Depois dos três meses passados no interior do Rio de Janeiro, restabeleceu-se a saúde de Machado, robusteceu-se seu talento de escritor e despertou-se, afinal, sua verdadeira inspiração. A evolução já vinha se esboçando na sequência dos romances anteriores (Ressureição, A Mão e a Luva, Helena, Iaiá Garcia), mas a doença, o recolhimento e a perspectiva da morte aceleraram o processo e Mémórias Póstumas de Brás Cubas foi o primeiro fruto dessa nova fase.
O tema da loucura visitou-lhe inúmeras vezes o imaginário, em contos como “O alienista”, “A causa secreta”, “O espelho” e na verdadeira ovação ao desvario que é o romance Quincas Borba – “ao vencedor, as batatas!”.
“O delírio”, relato que vai desde a agonia de Brás Cubas à origem dos tempos, quando Pandora apresenta-lhe o desfile dos séculos, é uma espécie de samba-enredo surrealista que nem o mais criativo dos bufões ousaria compor.

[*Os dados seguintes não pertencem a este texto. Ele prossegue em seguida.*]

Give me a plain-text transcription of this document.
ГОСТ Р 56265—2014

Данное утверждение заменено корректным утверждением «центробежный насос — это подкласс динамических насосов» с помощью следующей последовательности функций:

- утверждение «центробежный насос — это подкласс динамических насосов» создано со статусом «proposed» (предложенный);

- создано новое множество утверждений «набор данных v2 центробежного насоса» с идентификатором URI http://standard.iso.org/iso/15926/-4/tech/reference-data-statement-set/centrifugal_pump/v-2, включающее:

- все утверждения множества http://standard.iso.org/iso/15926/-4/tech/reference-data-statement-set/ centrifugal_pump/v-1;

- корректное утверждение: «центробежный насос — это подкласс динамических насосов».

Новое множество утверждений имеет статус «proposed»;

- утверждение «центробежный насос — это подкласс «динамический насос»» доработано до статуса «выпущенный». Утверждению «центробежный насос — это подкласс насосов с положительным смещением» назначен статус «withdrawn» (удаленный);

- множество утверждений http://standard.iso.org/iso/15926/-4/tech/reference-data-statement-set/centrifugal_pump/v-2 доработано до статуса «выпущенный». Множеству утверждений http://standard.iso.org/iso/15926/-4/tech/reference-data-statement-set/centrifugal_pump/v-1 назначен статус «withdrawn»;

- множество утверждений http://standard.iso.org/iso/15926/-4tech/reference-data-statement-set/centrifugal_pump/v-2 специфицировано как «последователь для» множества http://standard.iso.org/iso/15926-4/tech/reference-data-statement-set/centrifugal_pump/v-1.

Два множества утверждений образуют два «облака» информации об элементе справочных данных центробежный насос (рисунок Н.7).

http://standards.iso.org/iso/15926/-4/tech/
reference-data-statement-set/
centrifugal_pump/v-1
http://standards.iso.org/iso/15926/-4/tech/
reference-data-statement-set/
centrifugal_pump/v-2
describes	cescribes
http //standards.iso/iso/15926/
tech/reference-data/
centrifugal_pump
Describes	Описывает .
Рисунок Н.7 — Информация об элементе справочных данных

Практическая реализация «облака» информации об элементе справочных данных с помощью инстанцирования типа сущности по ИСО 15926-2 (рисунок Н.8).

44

Dom Casmurro, aparentemente uma rara obra em que Machado nada pôs de autobiográfico, não trazia as indagações filosóficas de Brás Cubas e Quincas Borba, nem o tédio de Esaú e Jacó e do Memorial de Aires, mas, embora fosse o mais cotidiano dos seus livros, ressaltou ao limite a paranoia de Bentinho, obcecado pela suposta traição de Capitu.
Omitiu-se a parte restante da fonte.